FinCEN’s Proposed Reg contains a refined definition of “signature or other authority” over a foreign financial account, which provides specific exceptions from FBAR reporting in certain situations. The Proposed Reg also includes a new rule that a U.S. person with signature or other authority over 25 or more foreign financial accounts will only need to provide the number of financial accounts and certain other basic information on the FBAR, but will be required to provide detailed information concerning each account upon the request of the Secretary of the Treasury or the IRS.

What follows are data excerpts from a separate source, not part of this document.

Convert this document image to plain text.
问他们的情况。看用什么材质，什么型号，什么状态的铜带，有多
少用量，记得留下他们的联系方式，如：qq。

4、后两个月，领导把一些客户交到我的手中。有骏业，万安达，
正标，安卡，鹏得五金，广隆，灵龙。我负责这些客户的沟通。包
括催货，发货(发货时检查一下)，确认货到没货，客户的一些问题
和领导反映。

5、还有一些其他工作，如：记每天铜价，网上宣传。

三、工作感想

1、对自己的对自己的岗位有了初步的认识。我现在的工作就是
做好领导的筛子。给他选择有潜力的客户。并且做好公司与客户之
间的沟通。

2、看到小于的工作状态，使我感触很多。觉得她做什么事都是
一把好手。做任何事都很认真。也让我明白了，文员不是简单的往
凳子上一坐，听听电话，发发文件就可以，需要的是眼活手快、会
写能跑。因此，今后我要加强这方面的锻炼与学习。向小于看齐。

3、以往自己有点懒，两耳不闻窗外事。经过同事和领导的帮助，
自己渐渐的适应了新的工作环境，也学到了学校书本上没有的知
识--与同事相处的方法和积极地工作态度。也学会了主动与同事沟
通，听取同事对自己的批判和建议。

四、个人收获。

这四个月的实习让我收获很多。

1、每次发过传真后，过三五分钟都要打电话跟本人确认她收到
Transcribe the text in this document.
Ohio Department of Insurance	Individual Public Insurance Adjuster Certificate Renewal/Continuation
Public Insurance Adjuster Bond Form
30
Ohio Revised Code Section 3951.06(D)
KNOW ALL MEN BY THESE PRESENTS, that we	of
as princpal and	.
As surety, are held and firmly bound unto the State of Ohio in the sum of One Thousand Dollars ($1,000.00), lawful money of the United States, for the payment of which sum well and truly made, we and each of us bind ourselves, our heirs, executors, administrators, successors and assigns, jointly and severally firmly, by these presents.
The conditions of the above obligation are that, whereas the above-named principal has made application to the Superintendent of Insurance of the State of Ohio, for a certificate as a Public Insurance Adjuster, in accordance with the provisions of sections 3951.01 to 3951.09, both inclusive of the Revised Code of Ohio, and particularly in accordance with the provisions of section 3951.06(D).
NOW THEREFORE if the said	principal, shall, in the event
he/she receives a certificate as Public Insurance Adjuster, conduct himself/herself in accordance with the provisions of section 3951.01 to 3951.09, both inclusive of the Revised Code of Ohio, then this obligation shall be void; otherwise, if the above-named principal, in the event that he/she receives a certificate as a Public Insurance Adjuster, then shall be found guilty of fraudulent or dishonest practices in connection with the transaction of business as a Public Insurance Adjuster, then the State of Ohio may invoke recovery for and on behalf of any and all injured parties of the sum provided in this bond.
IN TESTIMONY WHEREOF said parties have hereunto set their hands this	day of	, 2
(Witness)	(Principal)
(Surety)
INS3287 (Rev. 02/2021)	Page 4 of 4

Exclusions From FBAR Reporting
The Proposed Reg excludes from the FBAR reporting requirement participants and beneficiaries in Internal Revenue Code Section 401(a), 403(a), or 403(b) plans, as well as Individual Retirement Accounts (IRAs) and Roth IRAs, with respect to foreign financial accounts held by, or on behalf of, the retirement plan or IRA. A U.S. person having a beneficial interest in more than 50% of the assets of a trust or from which such person receives more than 50% of the income is also excluded from the FBAR filing requirement if the trust, or trustee or agent of the trust, is a U.S. person and files an FBAR disclosing the trust’s foreign financial accounts.
Verification of FBAR Filings
The draft instructions to the FBAR state that a filer can request verification that an FBAR was received by contacting the IRS by phone (at a special number) or in writing. Copies of filed FBARs would also be available. There would be nominal fees for written verification requests and copies of filed FBARs. Currently, verification is not available.
In our extensive experience in advising taxpayers on their FBAR filing obligations, complex issues frequently arise as to whether a particular taxpayer is required to report foreign financial accounts, whether an account is a financial account, and how the account should be reported. This recent IRS and FinCEN guidance clarifies some of these issues, though many remain open.